= Saint Pierre and Miquelon football league system =

The Saint Pierre and Miquelon football league system, or league pyramid, refers to the hierarchically interconnected league system for association football in Saint Pierre and Miquelon.

==Structure==
The Ligue de Football de Saint Pierre et Miquelon is the top-level, and only senior men's competition, featuring just the three clubs, A.S. Ilienne Amateur, A.S. Saint Pierraise, and A.S. Miquelonnaise. Each team plays a total of 16 games during the Summer season with four home and four away matches against both other teams. The season itself is divided into four smaller segments. At the end of the season, the leader in the overall league table is declare the winner of the championship.

There are also organized youth leagues for various age divisions. The youth teams compete both in Saint Pierre and Miquelon and in the lower leagues of Newfoundland, Canada.

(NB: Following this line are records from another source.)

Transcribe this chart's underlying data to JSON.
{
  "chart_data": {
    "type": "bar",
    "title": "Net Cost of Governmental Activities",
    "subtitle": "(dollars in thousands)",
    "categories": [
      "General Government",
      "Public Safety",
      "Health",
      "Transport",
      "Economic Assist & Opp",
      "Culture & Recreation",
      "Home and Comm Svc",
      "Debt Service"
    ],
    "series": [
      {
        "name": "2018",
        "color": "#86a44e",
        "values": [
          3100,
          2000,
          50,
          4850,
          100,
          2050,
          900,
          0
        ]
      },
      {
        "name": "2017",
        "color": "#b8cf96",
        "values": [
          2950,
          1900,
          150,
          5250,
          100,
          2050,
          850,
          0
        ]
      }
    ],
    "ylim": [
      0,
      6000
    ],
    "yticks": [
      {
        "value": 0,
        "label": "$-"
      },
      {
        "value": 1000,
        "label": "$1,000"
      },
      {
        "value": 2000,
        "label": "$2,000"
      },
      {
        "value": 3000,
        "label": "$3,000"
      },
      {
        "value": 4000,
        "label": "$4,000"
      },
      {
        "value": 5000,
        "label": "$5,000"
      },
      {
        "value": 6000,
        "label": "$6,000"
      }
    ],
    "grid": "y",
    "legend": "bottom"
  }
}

The archipelago is an associate member of the Newfoundland and Labrador Soccer Association.

Since 2019 senior women's football has also been revived in the archipelago after being dormant for a number of years.

==Cup eligibility==
The premier senior men's cup in the territory is the Coupe de l'Archipel. The tournament consists of one match with the first place team of the Ligue SPM facing the second place team in mid September each year. Since 2018–19, a team from Saint Pierre and Miquelon has entered the Coupe de France after a short series of qualifying matches to determine the representative.